The brand has a charitable element, too. Dh10 from every order is donated to Gold Standard, a World Wide Fund for Nature non-profit organisation.
Madi International’s report suggests that consumers are hesitant to spend on luxury beauty products at present. “The pandemic has highlighted the important aspects of our lives and made us question superficialities,” says Hanbury. “As a result, more people are naturally drawn to authentic beauty brands that are backed with good ethics and values. Customers like to know they’re supporting brands that care, and that their money is benefiting a wider cause.”
In January, Dubai residents Priya Judge and Gayatri Sagar launched The Dubai Dolls – a toxin and cruelty-free, socially responsible lipstick brand with 100 per cent recyclable packaging.

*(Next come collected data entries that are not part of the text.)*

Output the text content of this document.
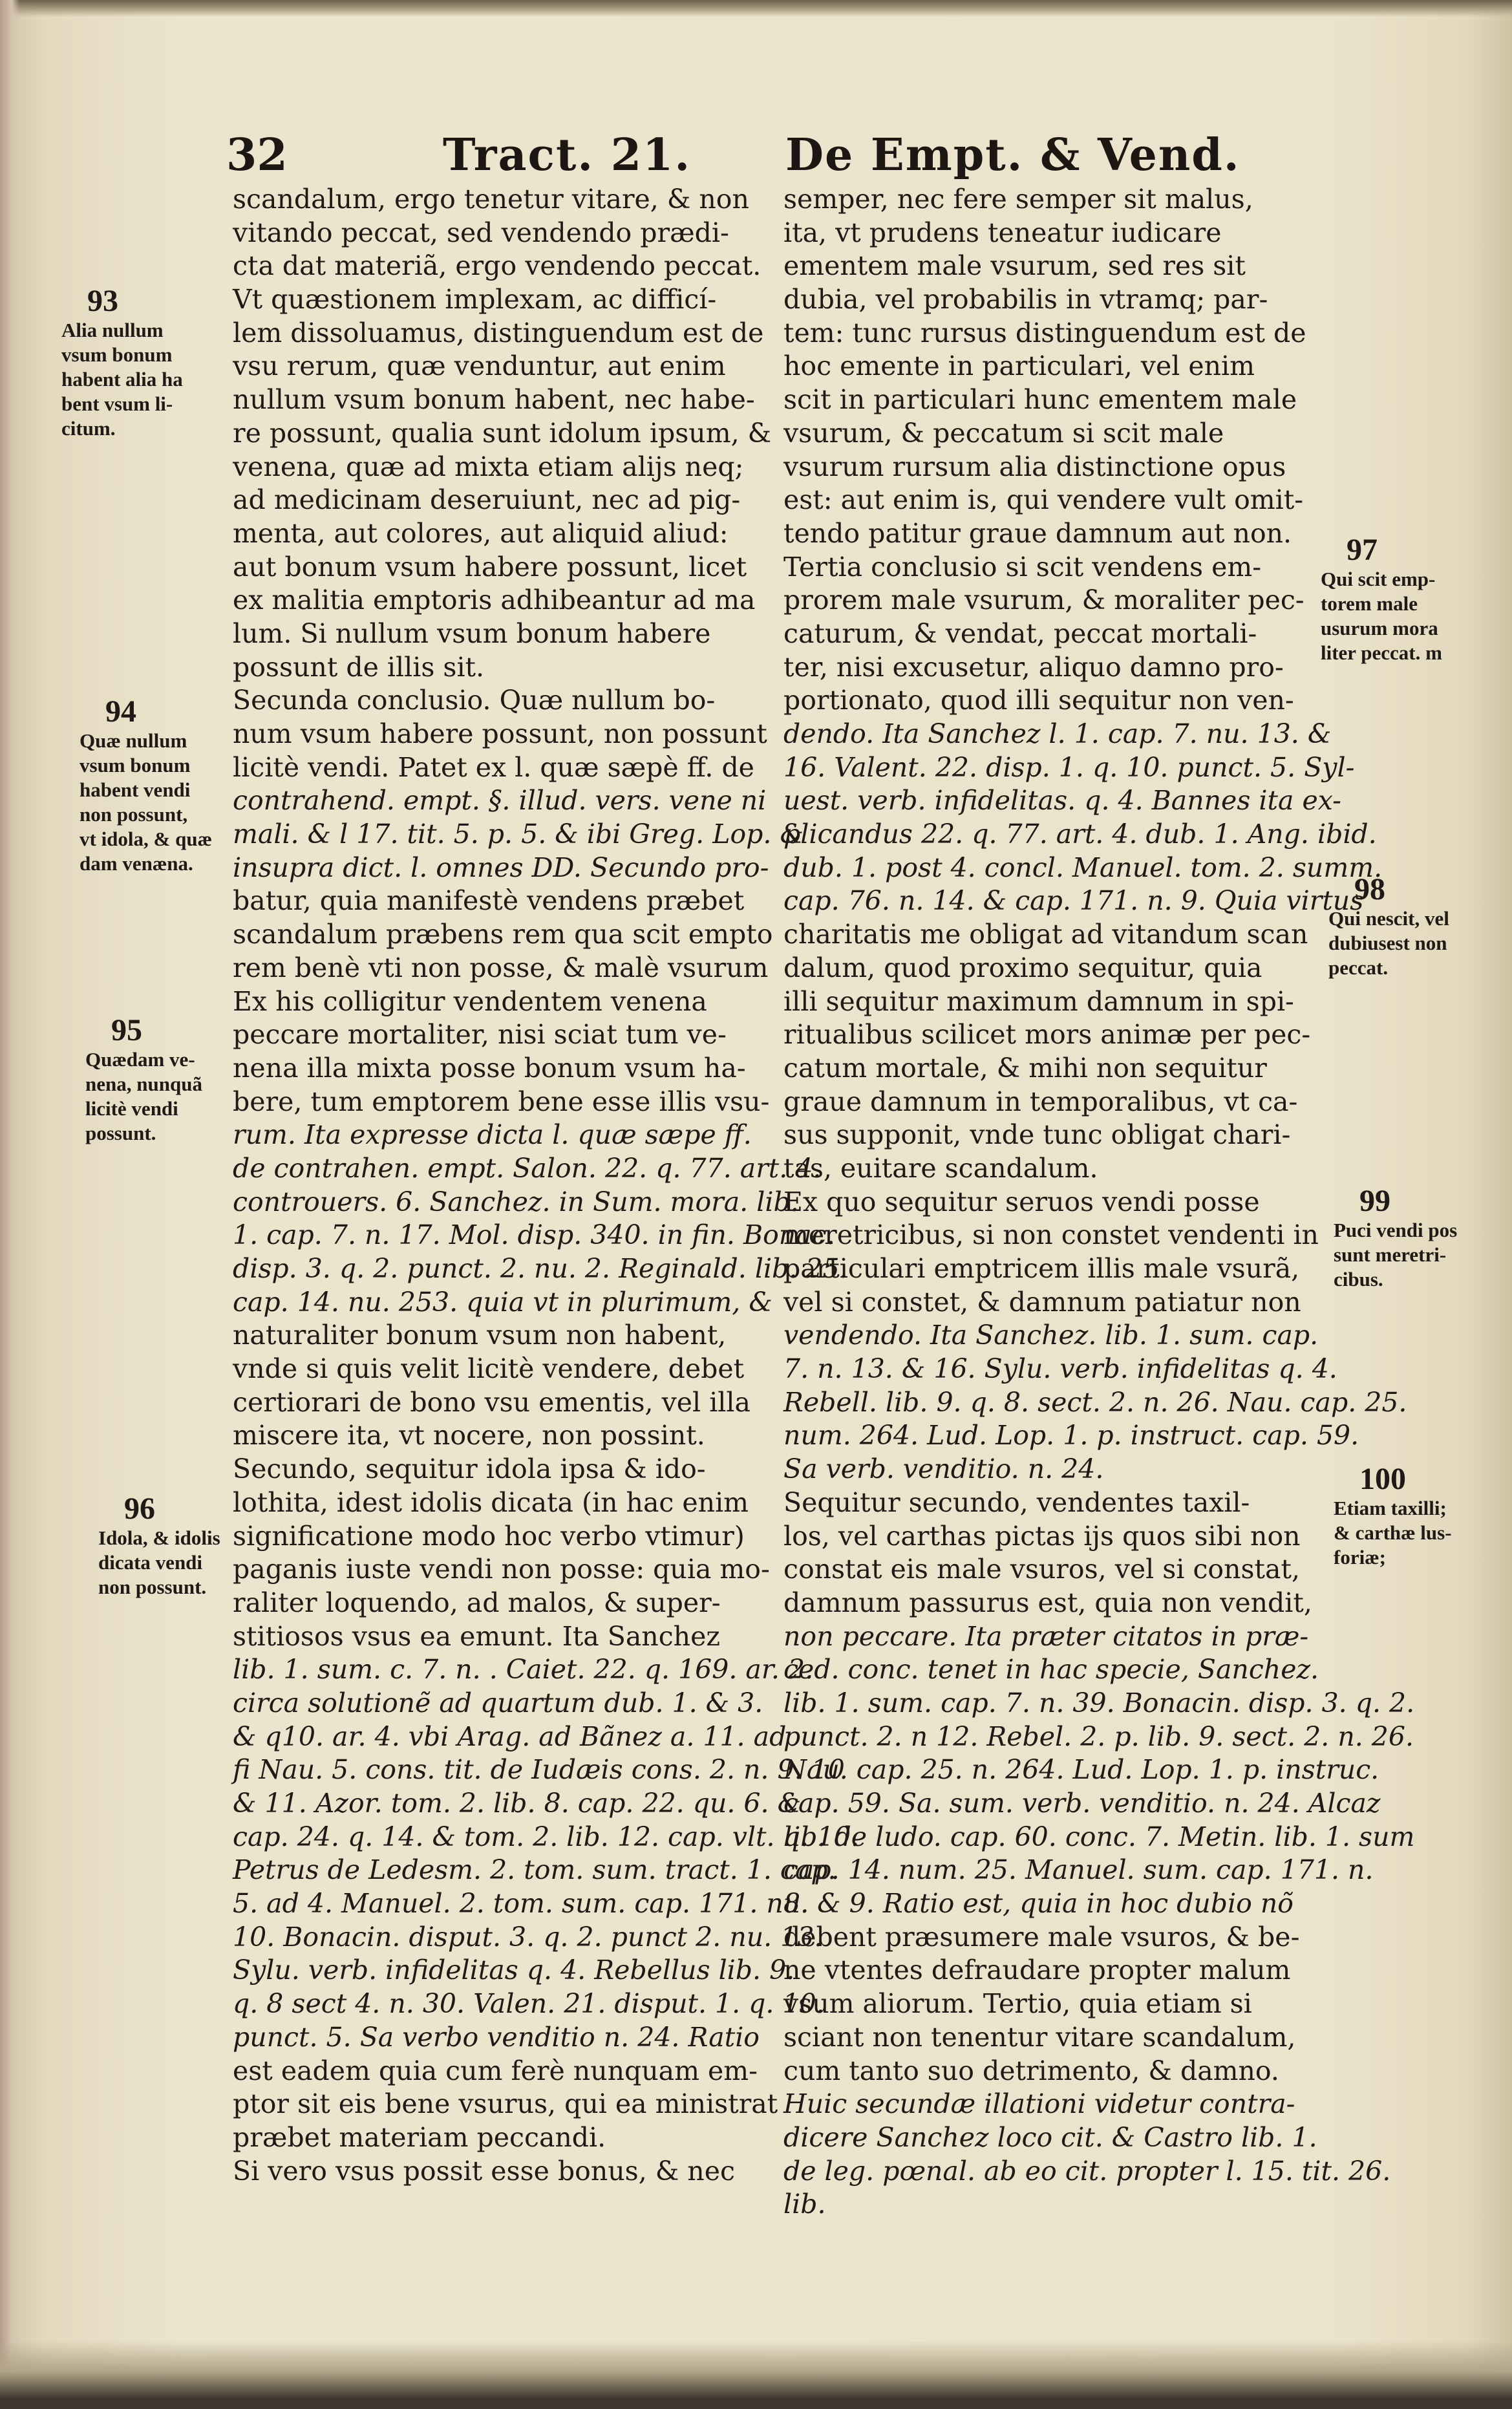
32	Tract. 21. De Empt. & Vend.
scandalum, ergo tenetur vitare, & non
vitando peccat, sed vendendo prædi-
cta dat materiã, ergo vendendo peccat.
Vt quæstionem implexam, ac difficí-
lem dissoluamus, distinguendum est de
vsu rerum, quæ venduntur, aut enim
nullum vsum bonum habent, nec habe-
re possunt, qualia sunt idolum ipsum, &
venena, quæ ad mixta etiam alijs neq;
ad medicinam deseruiunt, nec ad pig-
menta, aut colores, aut aliquid aliud:
aut bonum vsum habere possunt, licet
ex malitia emptoris adhibeantur ad ma
lum. Si nullum vsum bonum habere
possunt de illis sit.
Secunda conclusio. Quæ nullum bo-
num vsum habere possunt, non possunt
licitè vendi. Patet ex l. quæ sæpè ff. de
contrahend. empt. §. illud. vers. vene ni
mali. & l 17. tit. 5. p. 5. & ibi Greg. Lop. &
insupra dict. l. omnes DD. Secundo pro-
batur, quia manifestè vendens præbet
scandalum præbens rem qua scit empto
rem benè vti non posse, & malè vsurum
Ex his colligitur vendentem venena
peccare mortaliter, nisi sciat tum ve-
nena illa mixta posse bonum vsum ha-
bere, tum emptorem bene esse illis vsu-
rum. Ita expresse dicta l. quæ sæpe ff.
de contrahen. empt. Salon. 22. q. 77. art. 4.
controuers. 6. Sanchez. in Sum. mora. lib.
1. cap. 7. n. 17. Mol. disp. 340. in fin. Bonac.
disp. 3. q. 2. punct. 2. nu. 2. Reginald. lib. 25.
cap. 14. nu. 253. quia vt in plurimum, &
naturaliter bonum vsum non habent,
vnde si quis velit licitè vendere, debet
certiorari de bono vsu ementis, vel illa
miscere ita, vt nocere, non possint.
Secundo, sequitur idola ipsa & ido-
lothita, idest idolis dicata (in hac enim
significatione modo hoc verbo vtimur)
paganis iuste vendi non posse: quia mo-
raliter loquendo, ad malos, & super-
stitiosos vsus ea emunt. Ita Sanchez
lib. 1. sum. c. 7. n. . Caiet. 22. q. 169. ar. 2.
circa solutionẽ ad quartum dub. 1. & 3.
& q10. ar. 4. vbi Arag. ad Bãnez a. 11. ad
fi Nau. 5. cons. tit. de Iudæis cons. 2. n. 9. 10
& 11. Azor. tom. 2. lib. 8. cap. 22. qu. 6. &
cap. 24. q. 14. & tom. 2. lib. 12. cap. vlt. q. 10.
Petrus de Ledesm. 2. tom. sum. tract. 1. cap.
5. ad 4. Manuel. 2. tom. sum. cap. 171. nu.
10. Bonacin. disput. 3. q. 2. punct 2. nu. 13.
Sylu. verb. infidelitas q. 4. Rebellus lib. 9.
q. 8 sect 4. n. 30. Valen. 21. disput. 1. q. 10.
punct. 5. Sa verbo venditio n. 24. Ratio
est eadem quia cum ferè nunquam em-
ptor sit eis bene vsurus, qui ea ministrat
præbet materiam peccandi.
Si vero vsus possit esse bonus, & nec
semper, nec fere semper sit malus,
ita, vt prudens teneatur iudicare
ementem male vsurum, sed res sit
dubia, vel probabilis in vtramq; par-
tem: tunc rursus distinguendum est de
hoc emente in particulari, vel enim
scit in particulari hunc ementem male
vsurum, & peccatum si scit male
vsurum rursum alia distinctione opus
est: aut enim is, qui vendere vult omit-
tendo patitur graue damnum aut non.
Tertia conclusio si scit vendens em-
prorem male vsurum, & moraliter pec-
caturum, & vendat, peccat mortali-
ter, nisi excusetur, aliquo damno pro-
portionato, quod illi sequitur non ven-
dendo. Ita Sanchez l. 1. cap. 7. nu. 13. &
16. Valent. 22. disp. 1. q. 10. punct. 5. Syl-
uest. verb. infidelitas. q. 4. Bannes ita ex-
plicandus 22. q. 77. art. 4. dub. 1. Ang. ibid.
dub. 1. post 4. concl. Manuel. tom. 2. summ.
cap. 76. n. 14. & cap. 171. n. 9. Quia virtus
charitatis me obligat ad vitandum scan
dalum, quod proximo sequitur, quia
illi sequitur maximum damnum in spi-
ritualibus scilicet mors animæ per pec-
catum mortale, & mihi non sequitur
graue damnum in temporalibus, vt ca-
sus supponit, vnde tunc obligat chari-
tas, euitare scandalum.
Ex quo sequitur seruos vendi posse
meretricibus, si non constet vendenti in
particulari emptricem illis male vsurã,
vel si constet, & damnum patiatur non
vendendo. Ita Sanchez. lib. 1. sum. cap.
7. n. 13. & 16. Sylu. verb. infidelitas q. 4.
Rebell. lib. 9. q. 8. sect. 2. n. 26. Nau. cap. 25.
num. 264. Lud. Lop. 1. p. instruct. cap. 59.
Sa verb. venditio. n. 24.
Sequitur secundo, vendentes taxil-
los, vel carthas pictas ijs quos sibi non
constat eis male vsuros, vel si constat,
damnum passurus est, quia non vendit,
non peccare. Ita præter citatos in præ-
ced. conc. tenet in hac specie, Sanchez.
lib. 1. sum. cap. 7. n. 39. Bonacin. disp. 3. q. 2.
punct. 2. n 12. Rebel. 2. p. lib. 9. sect. 2. n. 26.
Nau. cap. 25. n. 264. Lud. Lop. 1. p. instruc.
cap. 59. Sa. sum. verb. venditio. n. 24. Alcaz
lib. de ludo. cap. 60. conc. 7. Metin. lib. 1. sum
cap. 14. num. 25. Manuel. sum. cap. 171. n.
8. & 9. Ratio est, quia in hoc dubio nõ
debent præsumere male vsuros, & be-
ne vtentes defraudare propter malum
vsum aliorum. Tertio, quia etiam si
sciant non tenentur vitare scandalum,
cum tanto suo detrimento, & damno.
Huic secundæ illationi videtur contra-
dicere Sanchez loco cit. & Castro lib. 1.
de leg. pœnal. ab eo cit. propter l. 15. tit. 26.
lib.
93
Alia nullum
vsum bonum
habent alia ha
bent vsum li-
citum.
94
Quæ nullum
vsum bonum
habent vendi
non possunt,
vt idola, & quæ
dam venæna.
95
Quædam ve-
nena, nunquã
licitè vendi
possunt.
96
Idola, & idolis
dicata vendi
non possunt.
97
Qui scit emp-
torem male
usurum mora
liter peccat. m
98
Qui nescit, vel
dubiusest non
peccat.
99
Puci vendi pos
sunt meretri-
cibus.
100
Etiam taxilli;
& carthæ lus-
foriæ;
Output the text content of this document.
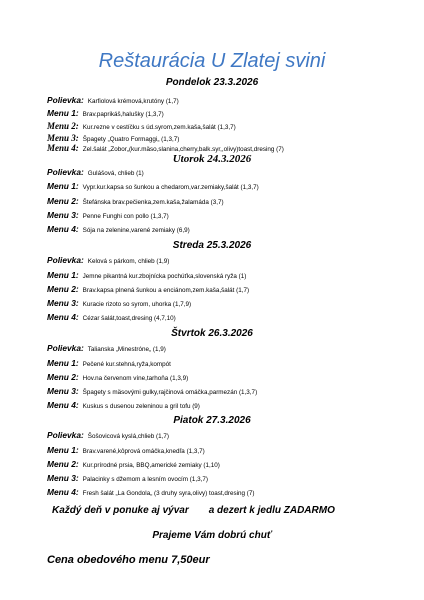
Reštaurácia U Zlatej svini
Pondelok 23.3.2026
Polievka: Karfiolová krémová,krutóny (1,7)
Menu 1: Brav.paprikáš,halušky (1,3,7)
Menu 2: Kur.rezne v cestíčku s úd.syrom,zem.kaša,šalát (1,3,7)
Menu 3: Špagety „Quatro Formaggi„ (1,3,7)
Menu 4: Zel.šalát „Zobor„(kur.mäso,slanina,cherry,balk.syr,,olivy)toast,dresing (7)
Utorok 24.3.2026
Polievka: Gulášová, chlieb (1)
Menu 1: Vypr.kur.kapsa so šunkou a chedarom,var.zemiaky,šalát (1,3,7)
Menu 2: Štefánska brav.pečienka,zem.kaša,žalamáda (3,7)
Menu 3: Penne Funghi con pollo (1,3,7)
Menu 4: Sója na zelenine,varené zemiaky (6,9)
Streda 25.3.2026
Polievka: Kelová s párkom, chlieb (1,9)
Menu 1: Jemne pikantná kur.zbojnícka pochúťka,slovenská ryža (1)
Menu 2: Brav.kapsa plnená šunkou a enciánom,zem.kaša,šalát (1,7)
Menu 3: Kuracie rizoto so syrom, uhorka (1,7,9)
Menu 4: Cézar šalát,toast,dresing (4,7,10)
Štvrtok 26.3.2026
Polievka: Talianska „Minestróne„ (1,9)
Menu 1: Pečené kur.stehná,ryža,kompót
Menu 2: Hov.na červenom víne,tarhoňa (1,3,9)
Menu 3: Špagety s mäsovými gulky,rajčinová omáčka,parmezán (1,3,7)
Menu 4: Kuskus s dusenou zeleninou a gril tofu (9)
Piatok 27.3.2026
Polievka: Šošovicová kyslá,chlieb (1,7)
Menu 1: Brav.varené,kôprová omáčka,knedľa (1,3,7)
Menu 2: Kur.prírodné prsia, BBQ,americké zemiaky (1,10)
Menu 3: Palacinky s džemom a lesním ovocím (1,3,7)
Menu 4: Fresh šalát „La Gondola„ (3 druhy syra,olivy) toast,dresing (7)
Každý deň v ponuke aj vývar a dezert k jedlu ZADARMO
Prajeme Vám dobrú chuť
Cena obedového menu 7,50eur
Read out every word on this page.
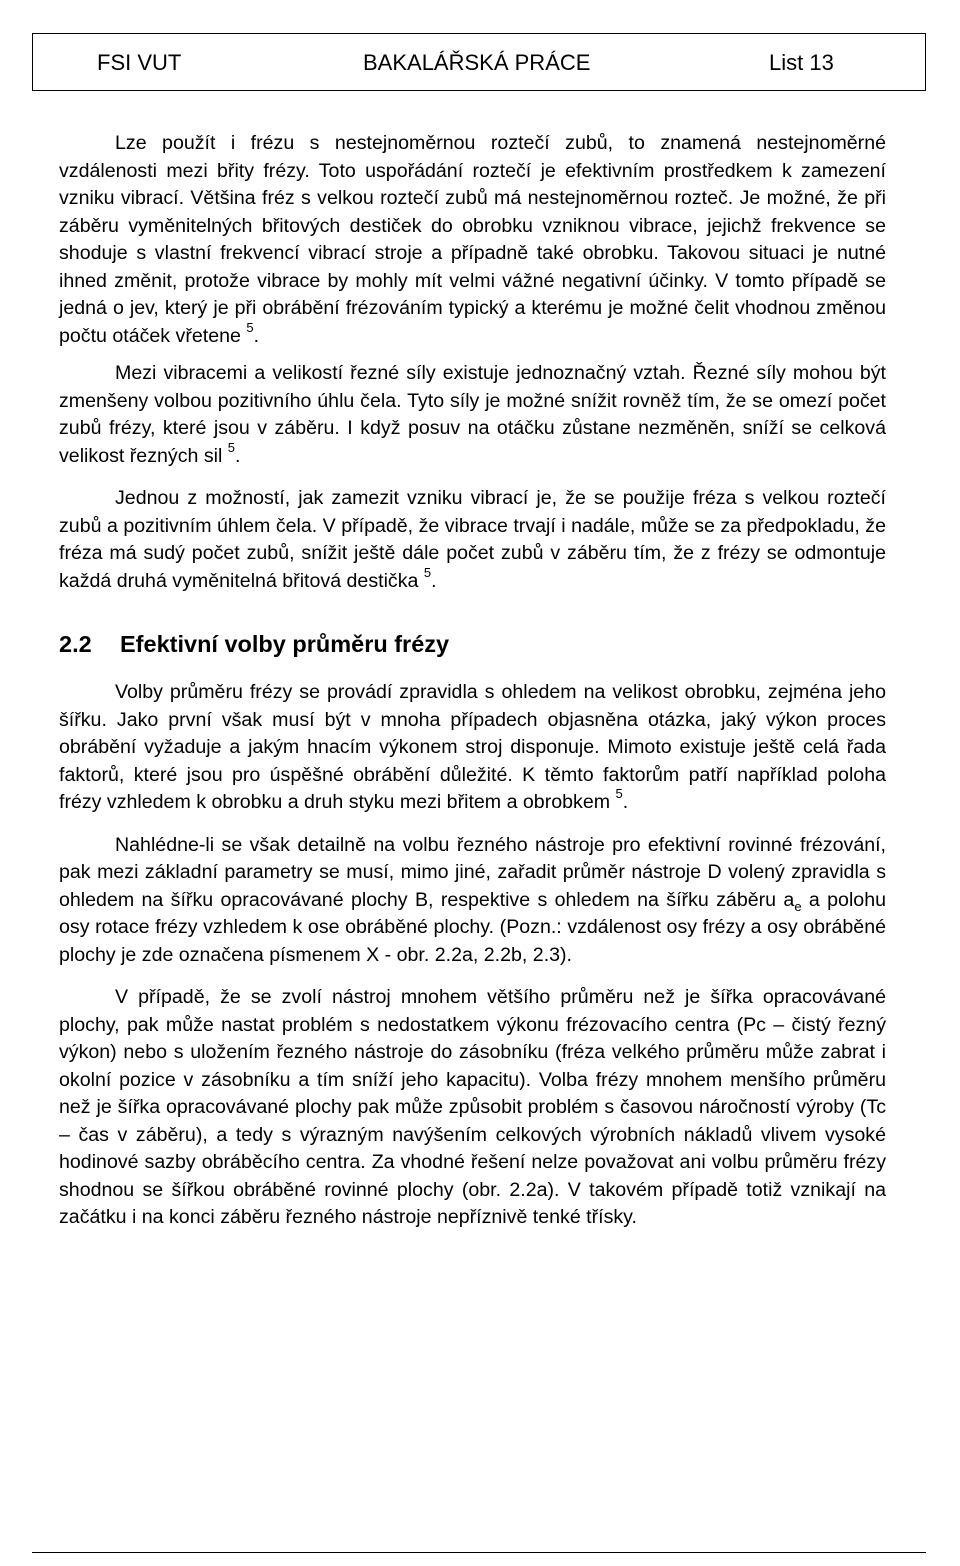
FSI VUT	BAKALÁŘSKÁ PRÁCE	List 13

Lze použít i frézu s nestejnoměrnou roztečí zubů, to znamená nestejnoměrné vzdálenosti mezi břity frézy. Toto uspořádání roztečí je efektivním prostředkem k zamezení vzniku vibrací. Většina fréz s velkou roztečí zubů má nestejnoměrnou rozteč. Je možné, že při záběru vyměnitelných břitových destiček do obrobku vzniknou vibrace, jejichž frekvence se shoduje s vlastní frekvencí vibrací stroje a případně také obrobku. Takovou situaci je nutné ihned změnit, protože vibrace by mohly mít velmi vážné negativní účinky. V tomto případě se jedná o jev, který je při obrábění frézováním typický a kterému je možné čelit vhodnou změnou počtu otáček vřetene $^5$.

Mezi vibracemi a velikostí řezné síly existuje jednoznačný vztah. Řezné síly mohou být zmenšeny volbou pozitivního úhlu čela. Tyto síly je možné snížit rovněž tím, že se omezí počet zubů frézy, které jsou v záběru. I když posuv na otáčku zůstane nezměněn, sníží se celková velikost řezných sil $^5$.

Jednou z možností, jak zamezit vzniku vibrací je, že se použije fréza s velkou roztečí zubů a pozitivním úhlem čela. V případě, že vibrace trvají i nadále, může se za předpokladu, že fréza má sudý počet zubů, snížit ještě dále počet zubů v záběru tím, že z frézy se odmontuje každá druhá vyměnitelná břitová destička $^5$.

2.2 Efektivní volby průměru frézy

Volby průměru frézy se provádí zpravidla s ohledem na velikost obrobku, zejména jeho šířku. Jako první však musí být v mnoha případech objasněna otázka, jaký výkon proces obrábění vyžaduje a jakým hnacím výkonem stroj disponuje. Mimoto existuje ještě celá řada faktorů, které jsou pro úspěšné obrábění důležité. K těmto faktorům patří například poloha frézy vzhledem k obrobku a druh styku mezi břitem a obrobkem $^5$.

Nahlédne-li se však detailně na volbu řezného nástroje pro efektivní rovinné frézování, pak mezi základní parametry se musí, mimo jiné, zařadit průměr nástroje D volený zpravidla s ohledem na šířku opracovávané plochy B, respektive s ohledem na šířku záběru $a_e$ a polohu osy rotace frézy vzhledem k ose obráběné plochy. (Pozn.: vzdálenost osy frézy a osy obráběné plochy je zde označena písmenem X - obr. 2.2a, 2.2b, 2.3).

V případě, že se zvolí nástroj mnohem většího průměru než je šířka opracovávané plochy, pak může nastat problém s nedostatkem výkonu frézovacího centra (Pc – čistý řezný výkon) nebo s uložením řezného nástroje do zásobníku (fréza velkého průměru může zabrat i okolní pozice v zásobníku a tím sníží jeho kapacitu). Volba frézy mnohem menšího průměru než je šířka opracovávané plochy pak může způsobit problém s časovou náročností výroby (Tc – čas v záběru), a tedy s výrazným navýšením celkových výrobních nákladů vlivem vysoké hodinové sazby obráběcího centra. Za vhodné řešení nelze považovat ani volbu průměru frézy shodnou se šířkou obráběné rovinné plochy (obr. 2.2a). V takovém případě totiž vznikají na začátku i na konci záběru řezného nástroje nepříznivě tenké třísky.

Two per cent of sales is donated to the education and nutrition of young girls from underprivileged and impoverished backgrounds.
"In February, Covid-19 took us all by storm, but with the change in consumer mindset, we quickly realised The Dubai Dolls was positioned well to conquer the new normal," says Sagar. "Our initial response to the pandemic was to donate 100 per cent of our sales towards providing gloves, hand sanitisers and soaps to the less fortunate."
While their new beauty businesses may have had a rocky start, these UAE entrepreneurs remain positive and hopeful for the remainder of the year. Pasha says 2020 is a year of “self-reflection and change”, while Hanbury calls it “the year of uncertainty”. Judge, meanwhile, calls it a “rollercoaster” and emphasises the role that cosmetics can play during this tumultuous time.
“In moments of despair, make-up, beauty, self-care and self-love can be so rewarding.”